Le Vice-Président (M. Chagnon): À l'ordre! À l'ordre! Chacun de son côté!

Des voix: ...

Le Vice-Président (M. Chagnon): Oui, oui! Mme la députée de Rosemont, Mme la ministre de l'Éducation...

Des voix: ...

Le Vice-Président (M. Chagnon): S'il vous plaît, mesdames, messieurs! La parole est à une personne ici, et c'est au député de Chicoutimi, leader de l'opposition. C'est lui que je veux écouter.
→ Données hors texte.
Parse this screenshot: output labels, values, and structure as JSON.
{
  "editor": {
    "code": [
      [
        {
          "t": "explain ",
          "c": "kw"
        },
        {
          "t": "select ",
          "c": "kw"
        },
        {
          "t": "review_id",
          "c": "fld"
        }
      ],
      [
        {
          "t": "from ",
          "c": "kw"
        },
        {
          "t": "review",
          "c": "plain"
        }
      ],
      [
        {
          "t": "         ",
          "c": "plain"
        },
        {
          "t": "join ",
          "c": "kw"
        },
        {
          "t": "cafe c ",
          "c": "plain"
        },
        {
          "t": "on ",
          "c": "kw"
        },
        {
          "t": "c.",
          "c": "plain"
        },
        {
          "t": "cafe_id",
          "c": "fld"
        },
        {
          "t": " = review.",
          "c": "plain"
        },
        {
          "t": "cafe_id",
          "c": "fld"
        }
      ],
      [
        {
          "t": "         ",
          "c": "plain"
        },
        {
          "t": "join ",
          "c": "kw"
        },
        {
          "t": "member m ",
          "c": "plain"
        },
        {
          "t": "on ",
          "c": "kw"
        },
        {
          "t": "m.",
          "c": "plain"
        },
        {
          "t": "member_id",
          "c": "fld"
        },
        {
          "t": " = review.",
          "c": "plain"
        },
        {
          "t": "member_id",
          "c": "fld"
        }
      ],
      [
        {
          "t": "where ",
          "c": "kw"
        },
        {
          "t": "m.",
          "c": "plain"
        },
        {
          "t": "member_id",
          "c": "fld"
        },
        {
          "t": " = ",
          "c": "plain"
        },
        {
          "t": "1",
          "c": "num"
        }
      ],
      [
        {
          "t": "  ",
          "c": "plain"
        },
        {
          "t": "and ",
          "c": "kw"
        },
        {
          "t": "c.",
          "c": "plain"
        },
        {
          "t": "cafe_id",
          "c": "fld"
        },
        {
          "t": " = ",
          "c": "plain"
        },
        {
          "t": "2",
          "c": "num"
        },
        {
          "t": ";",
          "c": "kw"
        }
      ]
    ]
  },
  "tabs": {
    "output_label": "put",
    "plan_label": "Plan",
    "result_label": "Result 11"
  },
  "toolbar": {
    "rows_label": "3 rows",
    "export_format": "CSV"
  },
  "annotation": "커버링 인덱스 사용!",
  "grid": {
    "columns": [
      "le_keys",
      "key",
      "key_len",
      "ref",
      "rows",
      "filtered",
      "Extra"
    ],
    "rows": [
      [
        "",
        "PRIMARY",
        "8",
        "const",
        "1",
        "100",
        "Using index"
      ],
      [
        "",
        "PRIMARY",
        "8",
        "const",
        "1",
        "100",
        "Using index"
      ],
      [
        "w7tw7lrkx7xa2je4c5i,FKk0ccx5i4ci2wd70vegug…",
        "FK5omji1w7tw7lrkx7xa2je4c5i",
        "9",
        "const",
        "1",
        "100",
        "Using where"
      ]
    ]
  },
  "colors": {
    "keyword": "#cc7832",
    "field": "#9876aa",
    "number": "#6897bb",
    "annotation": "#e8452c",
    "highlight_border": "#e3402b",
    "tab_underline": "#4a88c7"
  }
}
M. Bédard: Merci. Est-ce que je dois rappeler au premier ministre en plus que c'est son Procureur général qu'il va poursuivre demain? Son Procureur général qu'il a nommé, lui. Pourquoi les Québécois n'ont pas droit à la vérité en ce qui concerne le financement du Parti libéral?

Le Vice-Président (M. Chagnon): M. le leader de l'opposition.

M. Jacques P. Dupuis : Bien, je veux d'abord dire que le leader...

Le Vice-Président (M. Chagnon): Excusez, M. le leader du gouvernement.

M. Dupuis: Merci. Je veux d'abord dire que le leader de l'opposition officielle est fidèle à lui-même: il nous avait promis il y a quelques jours qu'il continuerait de salir des réputations impunément et il le fait. Et il le fait.

Deuxièmement, M. le Président, deuxièmement, M. le Président, comment peut-il affirmer ce qu'il affirme, alors que le premier ministre du Québec annonce, ce matin, qu'il y aura une commission d'enquête indépendante et impartiale sur les allégations de M. Bellemare relatives au mode de sélection des juges? Pourquoi, mais pourquoi une enquête sur ce sujet-là précis? Le système judiciaire, l'institution judiciaire, les juges sont au coeur de notre société démocratique, M. le Président, et il faut absolument qu'il y ait cette enquête indépendante et impartiale pour conserver la crédibilité à l'institution qui est la plus fondamentale dans notre société démocratique, la fonction des juges.

Le Vice-Président (M. Chagnon): Alors, cela met fin à la période de questions et de réponses orales.